When the two travellers arrived at Caryl's, Helen was gone. Another telegraphic dispatch had again summoned her to her frequently dying grandfather.

"You are disappointed," said Miss Vanhorn.

"Yes, grandaunt."

"You will have all the more time to devote to me," said the old woman, with her dry little laugh.

Caryl's was a summer resort of an especial kind. Persons who dislike crowds, persons who seek novelty, and, above all, persons who spend their lives in carefully avoiding every thing and place which can even remotely be called popular, combine to make such nooks, and give them a brief fame—a fame which by its very nature must die as suddenly as it is born. Caryl's was originally a stage inn, or "tarvern," in the dialect of the district. But the stage ran no longer, and as the railway was several miles distant, the house had become as isolated as the old road before its door, which went literally nowhere, the bridge which had once spanned the river having fallen into ruin. Some young men belonging to those New York families designated by Tante as "Neeker-bokers" discovered Caryl's by chance, and established themselves there as a place free from new people, with some shooting, and a few trout. The next summer they brought their friends, and from this beginning had swiftly grown the present state of things, namely, two hundred persons occupying the old building and hastily erected cottages, in rooms which their city servants would have refused with scorn.

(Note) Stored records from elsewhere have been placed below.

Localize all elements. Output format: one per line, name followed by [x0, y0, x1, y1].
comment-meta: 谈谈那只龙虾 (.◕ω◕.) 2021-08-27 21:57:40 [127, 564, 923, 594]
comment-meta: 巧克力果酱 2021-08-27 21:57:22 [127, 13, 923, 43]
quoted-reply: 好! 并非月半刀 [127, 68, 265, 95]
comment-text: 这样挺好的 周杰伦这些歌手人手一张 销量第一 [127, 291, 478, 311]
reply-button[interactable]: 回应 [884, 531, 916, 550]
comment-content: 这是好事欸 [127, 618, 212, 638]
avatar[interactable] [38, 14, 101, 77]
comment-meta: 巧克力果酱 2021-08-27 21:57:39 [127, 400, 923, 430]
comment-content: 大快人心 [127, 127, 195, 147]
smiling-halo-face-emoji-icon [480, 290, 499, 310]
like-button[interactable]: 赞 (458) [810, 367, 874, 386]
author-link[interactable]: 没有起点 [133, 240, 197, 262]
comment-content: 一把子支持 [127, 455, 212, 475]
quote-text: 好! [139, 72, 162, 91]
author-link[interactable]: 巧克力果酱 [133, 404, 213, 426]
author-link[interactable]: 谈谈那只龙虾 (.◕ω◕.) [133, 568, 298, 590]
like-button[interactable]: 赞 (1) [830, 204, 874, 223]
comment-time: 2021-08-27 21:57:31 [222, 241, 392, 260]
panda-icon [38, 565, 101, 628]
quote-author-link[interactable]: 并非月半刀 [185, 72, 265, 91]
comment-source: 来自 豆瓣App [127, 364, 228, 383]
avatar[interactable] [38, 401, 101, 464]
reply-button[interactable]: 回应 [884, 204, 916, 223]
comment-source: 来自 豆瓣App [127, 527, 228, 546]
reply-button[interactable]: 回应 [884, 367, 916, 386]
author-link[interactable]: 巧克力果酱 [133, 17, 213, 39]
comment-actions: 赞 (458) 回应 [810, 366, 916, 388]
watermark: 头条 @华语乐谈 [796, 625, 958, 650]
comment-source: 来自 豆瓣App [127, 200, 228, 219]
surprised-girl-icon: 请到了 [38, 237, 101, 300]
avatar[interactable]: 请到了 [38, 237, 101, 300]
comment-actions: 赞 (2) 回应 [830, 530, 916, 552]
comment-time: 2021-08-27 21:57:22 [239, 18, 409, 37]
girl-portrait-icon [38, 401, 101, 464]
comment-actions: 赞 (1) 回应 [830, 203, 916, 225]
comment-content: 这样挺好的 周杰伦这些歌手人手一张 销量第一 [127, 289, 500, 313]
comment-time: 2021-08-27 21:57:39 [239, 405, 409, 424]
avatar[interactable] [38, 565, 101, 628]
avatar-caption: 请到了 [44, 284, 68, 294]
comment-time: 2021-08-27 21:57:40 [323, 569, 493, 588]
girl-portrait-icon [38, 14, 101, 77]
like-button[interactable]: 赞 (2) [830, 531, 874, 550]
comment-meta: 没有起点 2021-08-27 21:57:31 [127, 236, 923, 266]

The crowd of summer travellers could not find Caryl's; Caryl's was not advertised. It was not on the road to anywhere. It was a mysterious spot. The vogue of such places changes as fantastically as it is created; the people who make it take flight suddenly, and never return. If it exist at all, it falls into the hands of another class; and there is a great deal of wondering (deservedly) over what was ever found attractive in it. The nobler ocean beaches, grand mountains, and bounteous springs will always be, must always be, popular; it is Nature's ironical method, perhaps, of forcing the would-be exclusives to content themselves with her second best, after all.